People of “suspended coffins” in China finally identified. Descendants still live there

Zhaotong Municipal Bureau of Cultural Relics

People of “suspended coffins” in China finally identified. Descendants still live there

Coffins suspended from cliffs in China

A DNA study has finally made it possible to identify people buried in “suspended coffins” thousands of years ago in China and Southeast Asia. Their descendants still live in the region.

For millennia, an ethnic group in present-day southwestern China placed their dead in “hanging coffins” carved into rocky cliffs, but the identity of these people remained a mystery for researchers.

A new genetic, recently published in Nature Communicationsnow reveals that this ancient funerary tradition was practiced by the ancestors of populations that still live in the region today.

The researchers also identified genetic links among ancient communities that followed the tradition of “hanging coffins” — in which wooden coffins were fixed to exposed cliffs — and Neolithic populations that lived in the coastal areas of southern China and Southeast Asia.

The findings “provide valuable clues about the genetic, cultural and historical roots of this funeral custom,” the authors write in the study.

Over the past 30 years, there have been documented hundreds of coffins suspended throughout China and Southeast Asia. Historical texts and oral traditions pointed to a small ethnic group known as “povo Bo” as responsible for this practice.

In the new study, however, the teamruns to genetics to try to solve the enigma definitively. In their research, scientists analyzed the DNA of 11 individuals, some of them over 2,000 years oldfrom four “hanging coffin” sites in China.

They complemented the study with the analysis of the remains of four individuals deposited in ancient “trunk coffins” discovered in a cave in northwestern Thailand — the oldest dated to around 2,300 years ago — and with 30 genomes of living people of Bo descent.

The results indicate that the populations of the “hanging coffins” — and, consequently, the current Bo — had genetic links to groups that lived between 4,000 and 4,500 years ago, during the Neolithic, a period that in this region extends from approximately 10,000 BC to around 2000 BC

“The genetic marks that remained constitute convincing evidence of a shared origin and cultural continuity that transcends modern national borders,” the researchers write.

Hanging coffins

Dozens of “hanging coffin” sites have been identified throughout southern China and Taiwan, where this burial style was once popular. However, this type of funeral disappeared hundreds of years ago, during China’s Ming dynasty, between 1368 and 1644, notes the .

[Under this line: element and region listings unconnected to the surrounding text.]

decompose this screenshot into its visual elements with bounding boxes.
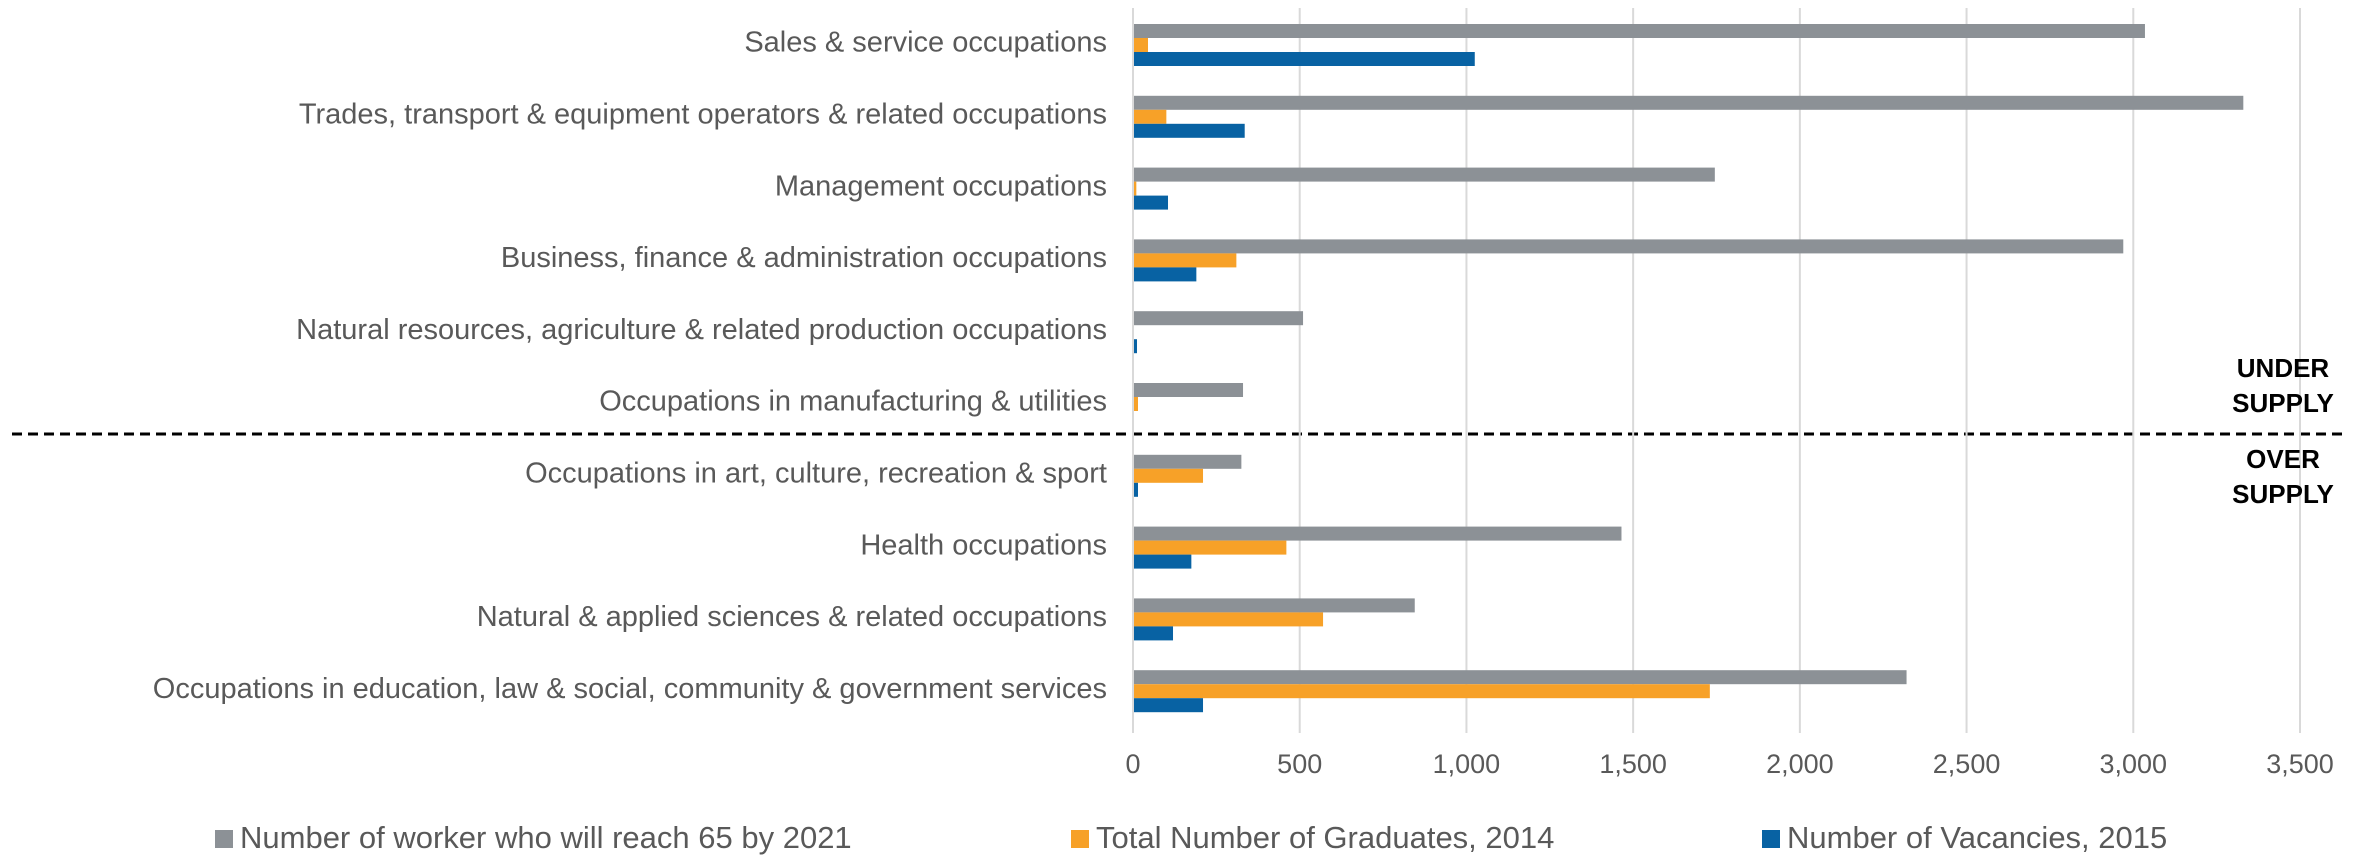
bar (1133, 540, 1287, 555)
bar (1133, 52, 1475, 66)
category-label: Natural resources, agriculture & related… (296, 314, 1107, 346)
x-tick-label: 3,500 (2266, 749, 2334, 779)
bar (1133, 554, 1192, 569)
bar (1133, 95, 2244, 110)
x-tick-label: 500 (1277, 749, 1322, 779)
bar (1133, 195, 1169, 210)
category-label: Occupations in manufacturing & utilities (599, 386, 1107, 418)
category-label: Health occupations (860, 529, 1107, 561)
category-label: Natural & applied sciences & related occ… (477, 601, 1107, 633)
bar (1133, 181, 1137, 196)
bar (1133, 626, 1174, 641)
annotation: OVER (2246, 444, 2320, 474)
category-label: Occupations in education, law & social, … (153, 673, 1107, 705)
x-tick-label: 0 (1125, 749, 1140, 779)
annotation: SUPPLY (2232, 388, 2334, 418)
annotation: SUPPLY (2232, 479, 2334, 509)
annotation: UNDER (2237, 353, 2330, 383)
bar (1133, 454, 1242, 469)
bar (1133, 123, 1245, 138)
bar (1133, 339, 1138, 354)
bar (1133, 311, 1304, 326)
bar (1133, 253, 1237, 268)
x-tick-label: 1,500 (1599, 749, 1667, 779)
bar (1133, 383, 1244, 397)
bar (1133, 239, 2124, 254)
bar (1133, 526, 1622, 541)
bar (1133, 598, 1415, 613)
bar (1133, 24, 2145, 38)
legend-swatch (1071, 830, 1089, 848)
legend-label: Total Number of Graduates, 2014 (1096, 820, 1554, 855)
legend-label: Number of Vacancies, 2015 (1787, 820, 2167, 855)
bar (1133, 684, 1710, 699)
x-tick-label: 3,000 (2099, 749, 2167, 779)
category-label: Business, finance & administration occup… (501, 242, 1107, 274)
bar (1133, 468, 1204, 483)
bar (1133, 109, 1167, 124)
category-label: Occupations in art, culture, recreation … (525, 457, 1107, 489)
bar (1133, 612, 1324, 627)
x-tick-label: 1,000 (1433, 749, 1501, 779)
category-label: Trades, transport & equipment operators … (299, 98, 1107, 130)
legend-swatch (1762, 830, 1780, 848)
bar (1133, 38, 1149, 52)
bar (1133, 167, 1715, 182)
legend-label: Number of worker who will reach 65 by 20… (240, 820, 852, 855)
category-label: Management occupations (775, 170, 1107, 202)
bar (1133, 698, 1204, 713)
x-tick-label: 2,000 (1766, 749, 1834, 779)
bar (1133, 482, 1139, 497)
category-label: Sales & service occupations (744, 27, 1107, 59)
bar (1133, 670, 1907, 685)
legend-swatch (215, 830, 233, 848)
x-tick-label: 2,500 (1933, 749, 2001, 779)
bar (1133, 267, 1197, 282)
bar (1133, 397, 1139, 411)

Researchers point out that one of the first known references to these coffins, which dates back to Yuan dynastybetween around 1279 and 1368, states that “coffins placed at height are considered auspiciousthe higher they are, more propitious are for the dead. Furthermore, those whose coffins fell to the ground were considered even more fortunate.”

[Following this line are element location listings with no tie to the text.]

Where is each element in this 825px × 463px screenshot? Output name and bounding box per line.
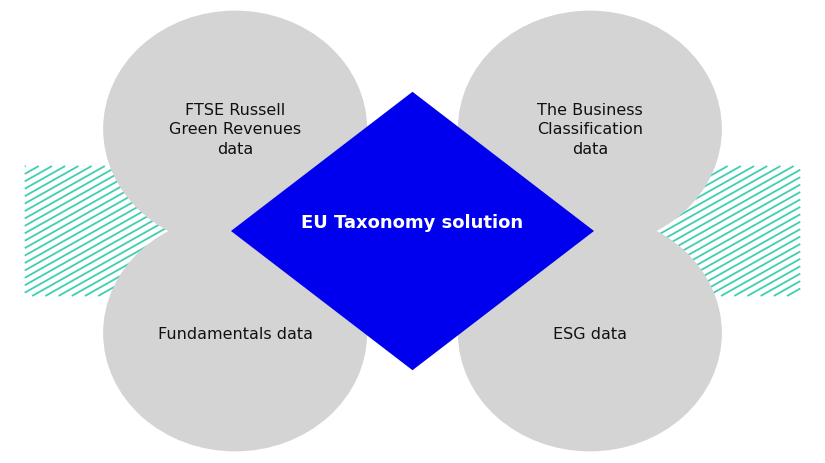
Ellipse shape xyxy=(458,215,722,451)
Text: ESG data: ESG data xyxy=(553,326,627,341)
Text: The Business
Classification
data: The Business Classification data xyxy=(537,102,643,157)
Text: Fundamentals data: Fundamentals data xyxy=(158,326,313,341)
Text: EU Taxonomy solution: EU Taxonomy solution xyxy=(301,213,524,231)
Polygon shape xyxy=(231,93,594,370)
Ellipse shape xyxy=(458,12,722,248)
Ellipse shape xyxy=(103,12,367,248)
Ellipse shape xyxy=(103,215,367,451)
Text: FTSE Russell
Green Revenues
data: FTSE Russell Green Revenues data xyxy=(169,102,301,157)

Currently, only a few thousand people of Bo ancestry live in Yunnan province in southern China, where they are officially classified as part of the Yi ethnic groupalthough their language and traditions are distinct, according to the study.

But their ancestral culture was once much broadercovering regions that are now part of Thailand, Laos, Vietnam and Taiwan, the researchers write. Everything indicates that the tradition of “suspended coffins” originated at least 3,400 years in the Wuyi Mountainsin Fujian province, southeast China.

Shared ancestry

Remains from ancient “log coffins” in northwestern Thailand also revealed notable genetic similarities with people buried in “suspended coffins”, the researchers concluded, which indicates common ancestors.

In Thailand, these coffins were made from the trunk of a treeopened longitudinally into two halves: one was excavated to form the coffin itself and the other served as a lid. The coffins were then placed inside caves, often supported by wooden structures or on high rock ledges.

These findings, along with data from other archaeological sites in Asia, suggest that the “hanging coffin” people were a branch of the ancient populations that spoke Tai-Kadai languages and that occupied a large part of southern China before the predominance of the Han ethnic groupfrom around the 1st century BC, the authors mention.

According to one published by Chulalongkorn University in Thailand, ancient speakers of the Tai-Kadai languages ​​(also known as language) gave its name to the modern nation of Thailand and are the ancestors of millions of no-han no on from China.

Mass main conclusion of the study it is in the ancient identity of the people of the “suspended coffins”, the researchers emphasize. Regional folklore referred to the Bo “with names like ‘Dominators of the Sky’ and ‘Children of the Cliffs’even going so far as to describe them as having the ability to fly.”

Now, genetics firmly links the Bo to the people buried in the hanging coffins. “About 600 years after this custom disappeared from historical records, we found that the Bo people are the direct descendants of practitioners of the Suspended Coffins tradition”, conclude the authors of the study.